Early Detection: The early signs of autism

By Giggle Magazine

By Elayza Gonzalez

When it comes to autism, the earlier parents are able to detect it, the better the outcome for the child. According to Autism Speaks, early intensive behavioral intervention for children with autism spectrum disorders (ASD) can help improve learning, communication and social skills. Studies have also shown that early screenings can help identify children with autism as early as 12 months old. All children should be screened for developmental delays and disabilities during regularly scheduled doctor visits, and all children should also be screened specifically for ASD, according to the Centers for Disease Control and Prevention. The ASD screenings can be done during a baby’s 1-year check-up, where pediatricians use a brief parent questionnaire to determine if a baby has autism or is at high risk of developing it.

However, there are early signs of autism that parents can watch for themselves. It is important for parents to be aware of the developmental milestones their baby should be reaching and to become familiar with the common signs that may indicate your baby has an autism spectrum disorder.

Look out for the “red flags”

According to Autism Speaks, there are some types of behaviors to watch for, especially during the early, developing stages. These red flags can include no big, joyful expressions by six months; no sharing of sounds, smiles or other facial expressions by nine months; no babbling or back-and-forth gestures like pointing, showing, reaching or waving by 12 months; no words by 16 months; no meaningful, two-word phrases by 24 months; or any loss of speech or social skills at any age. If your child exhibits any of those signs, it might be time to ask your pediatrician for an evaluation.

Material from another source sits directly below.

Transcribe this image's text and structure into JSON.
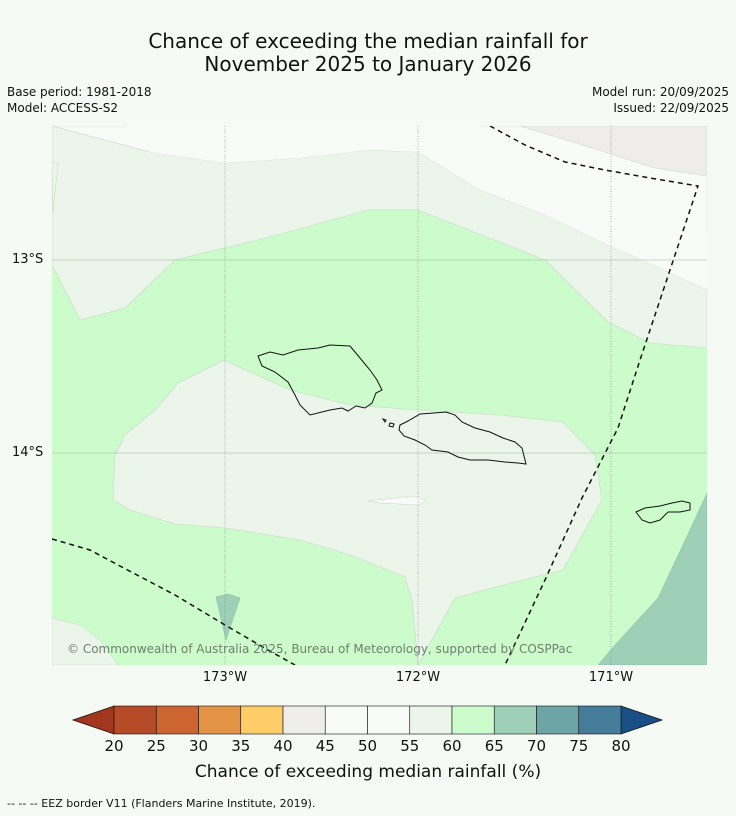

Megan Mason, local mom of one, also emphasized that it is important for parents to continue looking for signs well into the toddler years. Her 5-year-old son, Luke, did not start showing signs until he was 2 years old, and as a result of missing those early, but very subtle, signs he did not begin treatment as early as he could have.

Benefits of early intervention

The earlier your child is diagnosed, the better the outcomes. Mason compared Luke’s brain to a sponge, and she said if had she spotted the signs earlier, Luke could have made more advancement by now. According to Friendship Circle, a non-profit organization for children with special needs, if a diagnosis is made when the child’s brain is more malleable and still developing circuitry, the treatment can be more efficient leading to increased positive outcomes. Early intervention gives babies a “social jump start” because they can begin training earlier with the hope of improving their motor and social skills and gain more success in the long run.

Therapy options

There are many treatment options designed to help children on the autism spectrum develop communication, behavioral and sensory skills, among others. According to Autism Speaks, these treatment methods are often a very intensive undertaking requiring the child’s entire family and a team of professionals be involved. Some of the main therapy and treatment options available for children on the autism spectrum include applied behavior analysis, relationship development intervention and sensory integration.

Applied behavior analysis, or ABA, has been used by therapists since the 1960s as a way to teach communication, play, social, academic, self-care, work and community living skills while reducing problem behaviors in learners with autism, according to Autism Speaks. Research shows that ABA has been effective in improving children’s outcomes, including their cognitive and language abilities.

Relationship development intervention, or RDI, is a family-based, behavioral treatment designed to address autism’s core symptoms. Through RDI, children with autism can learn how to form personal relationships and form an emotional bond by strengthening the building blocks of social connections.

Sensory integration therapy, or SI, is a treatment option that helps children with autism develop sensory processing through exposure to sensory stimulation in a structured, repetitive way. According to Understood.org, a non-profit support group for parents with autistic children, the theory behind SI is that over time and through repetition, the brain and nervous system will adapt and allow children to process and react to sensations more efficiently.

Now more than ever, through early intervention and effective treatment options, parents have the resources to ensure that children with autism spectrum disorders have a better chance for a jumpstart at a happy and healthy life.